The data is in the mosaicData package. You can load it
with
data(Whickham)Take a peek at the codebook with
?WhickhamPlease follow these coding practices in this homework and all coding moving forward. Your code style will be assessed according to the following guidelines:
dplyr function (lines end in
%>%) or ggplot layer (lines end in
+)Don’t forget to commit often!
How many observations are in this dataset? What does each observation represent?
How many variables are in this dataset? What type of variable is each? Display each variable using an appropriate visualization.
What would you expect the relationship between smoking status and health outcome to be?
Create a visualization depicting the relationship between smoking status and health outcome.
Calculate the conditional probabilities of death for each smoking
status, only reporting probabilities for the outcome of
Dead.
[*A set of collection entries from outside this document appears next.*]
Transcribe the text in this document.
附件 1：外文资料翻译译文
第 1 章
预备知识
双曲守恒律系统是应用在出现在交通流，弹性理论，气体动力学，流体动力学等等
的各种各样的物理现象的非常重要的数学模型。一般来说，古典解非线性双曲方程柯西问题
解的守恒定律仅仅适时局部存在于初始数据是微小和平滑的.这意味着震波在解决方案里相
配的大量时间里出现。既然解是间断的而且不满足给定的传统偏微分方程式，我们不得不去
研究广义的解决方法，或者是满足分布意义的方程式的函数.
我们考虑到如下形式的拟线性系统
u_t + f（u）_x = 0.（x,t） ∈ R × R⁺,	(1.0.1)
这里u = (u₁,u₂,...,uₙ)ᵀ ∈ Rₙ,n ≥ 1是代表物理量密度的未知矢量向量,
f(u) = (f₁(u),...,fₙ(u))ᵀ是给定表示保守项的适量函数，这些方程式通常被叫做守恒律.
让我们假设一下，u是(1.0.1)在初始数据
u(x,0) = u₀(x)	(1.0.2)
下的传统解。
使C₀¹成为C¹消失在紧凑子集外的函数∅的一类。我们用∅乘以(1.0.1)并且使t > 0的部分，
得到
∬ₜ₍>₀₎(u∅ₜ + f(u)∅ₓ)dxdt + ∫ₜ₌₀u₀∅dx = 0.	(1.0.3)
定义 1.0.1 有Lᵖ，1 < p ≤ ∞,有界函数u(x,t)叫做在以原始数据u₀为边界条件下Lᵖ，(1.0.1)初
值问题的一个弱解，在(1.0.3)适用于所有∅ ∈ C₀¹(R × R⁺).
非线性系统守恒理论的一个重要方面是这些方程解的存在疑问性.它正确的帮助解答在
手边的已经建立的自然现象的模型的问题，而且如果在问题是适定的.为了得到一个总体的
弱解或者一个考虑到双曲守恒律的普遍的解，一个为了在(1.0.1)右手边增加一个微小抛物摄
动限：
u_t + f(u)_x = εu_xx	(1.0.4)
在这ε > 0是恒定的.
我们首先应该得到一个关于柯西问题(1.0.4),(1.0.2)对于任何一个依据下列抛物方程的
Briefly describe the relationship, and evaluate whether or
not it is what you expected. Use the visualization from the
previous exercise and the conditional probabilities to support your
narrative.
Create a new variable called age_cat using the
following scheme:
age <= 44 ~ "18-44"age > 44 & age <= 64 ~ "45-64"age > 64 ~ "65+"Re-create the visualization from Exercise 4, this time faceting
by age_cat.
Extend the table from Exercise 5 by breaking it down by age category.
Compare the visualization from Exercise 7 and the table from Exercise 8 to what you previously observed in Exercises 4 and 5. What changed, and what might explain the change? Use the table you calculated in Exercise 8 to support your narrative.
Knit to PDF to create a PDF document. Knit and commit all remaining changes, and push your work to GitHub. Make sure all files are updated on your GitHub repo.
Please upload your PDF document to Canvas.
This lab was adapted from Data Science in a Box.